The fact that muscle cells from SMA I patients are defective in nAChRs aggregation (Figure 3) proved that the NMJs could not be correctly installed and as this event occured very early in the development, confirmed that SMA is an embryo–fetal disease. We proved that this lack of aggregation was due to a lack of expression of the nAChR protein (Figure 5), whereas the binding affinity remained unchanged. Moreover, the other protein important in the NMJ installation, MuSK, is not affected in SMA phenotype (Figure 5b). Thus, only AChR expression is impaired in muscle cells from SMA I patients. Neuregulin-1 is a protein able to induce transcription of nAChR subunits in myotubes.45 It might be interesting to associate neuregulin-1 with the soluble agrin in the experiment of agrin-induced nAchRs clustering and look for an eventual effect on nAChRs expression in the SMA I myotubes. It will also be necessary to study other proteins involved in the NMJ installation such as rapsyn. The lack of expression of nAChR could be related to a reduced number of motor units in SMA patients.46 The muscle cells from SMA patients express lower levels of nAChRs, leading to a fewer number of motor units, but those that are present are more extended to counterbalance this phenomenon.
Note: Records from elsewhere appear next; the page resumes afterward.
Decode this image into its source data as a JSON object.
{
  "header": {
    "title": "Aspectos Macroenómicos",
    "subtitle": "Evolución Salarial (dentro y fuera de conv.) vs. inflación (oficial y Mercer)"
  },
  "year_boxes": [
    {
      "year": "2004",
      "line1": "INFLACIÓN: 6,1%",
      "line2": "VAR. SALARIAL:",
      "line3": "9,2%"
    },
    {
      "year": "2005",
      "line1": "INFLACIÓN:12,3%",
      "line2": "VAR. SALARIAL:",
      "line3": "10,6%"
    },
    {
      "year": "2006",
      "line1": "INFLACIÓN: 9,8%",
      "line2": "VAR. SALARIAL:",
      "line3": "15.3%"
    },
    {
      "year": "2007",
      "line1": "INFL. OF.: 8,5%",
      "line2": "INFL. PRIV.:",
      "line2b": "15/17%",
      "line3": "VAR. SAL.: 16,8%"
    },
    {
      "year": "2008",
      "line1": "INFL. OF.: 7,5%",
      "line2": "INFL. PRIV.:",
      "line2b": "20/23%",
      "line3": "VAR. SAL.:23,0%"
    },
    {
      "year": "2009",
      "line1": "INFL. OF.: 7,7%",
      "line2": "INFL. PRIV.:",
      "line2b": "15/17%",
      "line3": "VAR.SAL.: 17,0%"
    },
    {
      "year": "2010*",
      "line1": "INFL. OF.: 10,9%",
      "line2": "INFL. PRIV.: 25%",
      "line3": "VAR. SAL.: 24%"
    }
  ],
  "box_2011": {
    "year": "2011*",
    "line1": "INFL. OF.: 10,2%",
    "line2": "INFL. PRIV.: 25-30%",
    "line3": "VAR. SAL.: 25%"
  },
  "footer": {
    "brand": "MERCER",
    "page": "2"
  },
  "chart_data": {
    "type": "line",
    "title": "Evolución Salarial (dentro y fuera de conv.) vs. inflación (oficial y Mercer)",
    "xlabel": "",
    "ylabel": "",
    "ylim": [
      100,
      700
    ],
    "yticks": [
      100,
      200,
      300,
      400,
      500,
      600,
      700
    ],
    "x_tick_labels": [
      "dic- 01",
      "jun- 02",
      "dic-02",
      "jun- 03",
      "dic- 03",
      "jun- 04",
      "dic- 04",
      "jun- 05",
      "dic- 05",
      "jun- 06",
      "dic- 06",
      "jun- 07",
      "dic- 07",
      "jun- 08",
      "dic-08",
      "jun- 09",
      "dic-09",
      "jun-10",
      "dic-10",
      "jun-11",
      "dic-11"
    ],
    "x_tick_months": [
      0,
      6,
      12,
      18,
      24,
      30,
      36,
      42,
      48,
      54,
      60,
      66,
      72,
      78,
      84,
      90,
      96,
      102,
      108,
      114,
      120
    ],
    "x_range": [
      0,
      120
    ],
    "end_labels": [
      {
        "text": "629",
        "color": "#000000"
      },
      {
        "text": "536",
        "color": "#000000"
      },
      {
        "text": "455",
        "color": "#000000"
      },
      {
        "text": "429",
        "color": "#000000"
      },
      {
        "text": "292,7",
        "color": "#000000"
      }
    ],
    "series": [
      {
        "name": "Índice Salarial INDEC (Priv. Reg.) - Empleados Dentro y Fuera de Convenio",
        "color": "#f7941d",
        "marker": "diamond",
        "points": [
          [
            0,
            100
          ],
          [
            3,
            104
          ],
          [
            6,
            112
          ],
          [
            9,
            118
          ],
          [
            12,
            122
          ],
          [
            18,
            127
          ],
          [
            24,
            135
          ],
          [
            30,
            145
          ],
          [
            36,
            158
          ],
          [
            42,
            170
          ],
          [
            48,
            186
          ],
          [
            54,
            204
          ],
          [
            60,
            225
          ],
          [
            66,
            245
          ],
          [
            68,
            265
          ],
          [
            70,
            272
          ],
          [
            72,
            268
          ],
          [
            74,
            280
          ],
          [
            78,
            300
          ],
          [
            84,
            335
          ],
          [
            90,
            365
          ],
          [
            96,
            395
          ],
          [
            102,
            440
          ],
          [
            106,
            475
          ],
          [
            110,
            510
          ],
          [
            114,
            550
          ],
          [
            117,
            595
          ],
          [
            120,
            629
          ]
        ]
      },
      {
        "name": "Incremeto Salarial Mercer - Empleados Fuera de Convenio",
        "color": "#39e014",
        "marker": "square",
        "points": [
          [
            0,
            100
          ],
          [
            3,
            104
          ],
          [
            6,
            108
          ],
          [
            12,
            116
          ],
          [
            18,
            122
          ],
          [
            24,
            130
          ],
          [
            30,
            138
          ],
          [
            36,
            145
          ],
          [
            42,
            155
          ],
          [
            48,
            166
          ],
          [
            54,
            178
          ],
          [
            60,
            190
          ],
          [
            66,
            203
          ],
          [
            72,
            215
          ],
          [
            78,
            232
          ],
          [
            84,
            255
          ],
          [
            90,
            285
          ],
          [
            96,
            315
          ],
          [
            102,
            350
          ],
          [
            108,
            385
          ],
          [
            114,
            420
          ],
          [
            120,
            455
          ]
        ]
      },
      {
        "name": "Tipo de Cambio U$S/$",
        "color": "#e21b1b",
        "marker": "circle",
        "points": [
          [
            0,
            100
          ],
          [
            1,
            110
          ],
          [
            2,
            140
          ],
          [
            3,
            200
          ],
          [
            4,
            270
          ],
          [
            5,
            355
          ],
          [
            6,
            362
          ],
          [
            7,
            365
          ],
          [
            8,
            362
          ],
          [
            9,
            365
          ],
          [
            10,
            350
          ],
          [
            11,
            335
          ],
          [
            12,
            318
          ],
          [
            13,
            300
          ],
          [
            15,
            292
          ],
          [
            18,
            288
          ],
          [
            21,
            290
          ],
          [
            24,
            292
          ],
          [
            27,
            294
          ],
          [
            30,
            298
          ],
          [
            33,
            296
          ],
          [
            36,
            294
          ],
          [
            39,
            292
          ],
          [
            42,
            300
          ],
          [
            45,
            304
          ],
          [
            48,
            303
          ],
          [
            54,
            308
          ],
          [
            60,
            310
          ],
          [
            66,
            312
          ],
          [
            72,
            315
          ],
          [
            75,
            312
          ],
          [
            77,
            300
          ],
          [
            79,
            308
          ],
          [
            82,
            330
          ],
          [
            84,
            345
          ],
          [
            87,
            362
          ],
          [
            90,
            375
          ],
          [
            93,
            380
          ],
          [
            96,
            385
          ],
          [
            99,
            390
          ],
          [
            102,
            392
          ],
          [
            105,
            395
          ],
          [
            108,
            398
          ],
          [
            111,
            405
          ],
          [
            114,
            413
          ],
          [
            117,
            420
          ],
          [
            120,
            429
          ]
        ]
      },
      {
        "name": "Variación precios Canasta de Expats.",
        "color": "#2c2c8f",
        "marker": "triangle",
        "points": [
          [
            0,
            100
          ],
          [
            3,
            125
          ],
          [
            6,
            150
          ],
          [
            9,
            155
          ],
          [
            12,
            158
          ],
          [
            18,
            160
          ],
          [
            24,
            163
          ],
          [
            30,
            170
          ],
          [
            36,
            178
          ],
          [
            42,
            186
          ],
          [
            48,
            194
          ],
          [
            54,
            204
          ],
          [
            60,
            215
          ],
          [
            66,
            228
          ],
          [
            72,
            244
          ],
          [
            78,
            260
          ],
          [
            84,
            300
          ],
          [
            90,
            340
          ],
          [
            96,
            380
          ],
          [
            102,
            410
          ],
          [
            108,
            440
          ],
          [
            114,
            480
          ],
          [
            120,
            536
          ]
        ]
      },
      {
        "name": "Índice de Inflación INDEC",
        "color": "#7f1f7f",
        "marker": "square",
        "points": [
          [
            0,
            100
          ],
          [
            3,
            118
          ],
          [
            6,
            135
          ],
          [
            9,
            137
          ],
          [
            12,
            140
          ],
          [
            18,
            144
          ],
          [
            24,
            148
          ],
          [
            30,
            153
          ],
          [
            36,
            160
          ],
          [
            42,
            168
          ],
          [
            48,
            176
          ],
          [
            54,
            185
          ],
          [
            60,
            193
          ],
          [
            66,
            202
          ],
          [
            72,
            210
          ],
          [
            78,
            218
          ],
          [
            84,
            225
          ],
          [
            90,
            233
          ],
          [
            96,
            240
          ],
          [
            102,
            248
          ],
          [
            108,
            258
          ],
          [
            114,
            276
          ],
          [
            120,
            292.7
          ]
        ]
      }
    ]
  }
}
In conclusion, this study highlights reduced expression of the nAChR protein, which represents a very important defect inherent to the muscle cells of SMA I patients. This shows that in the earliest step of the NMJ installation, the muscle component in SMA I patients is defective, thus supporting its role in the pathogenesis of the disease. Future therapeutic efforts leading to restoration of the SMN protein level should consider this tissue as a candidate for SMA treatments.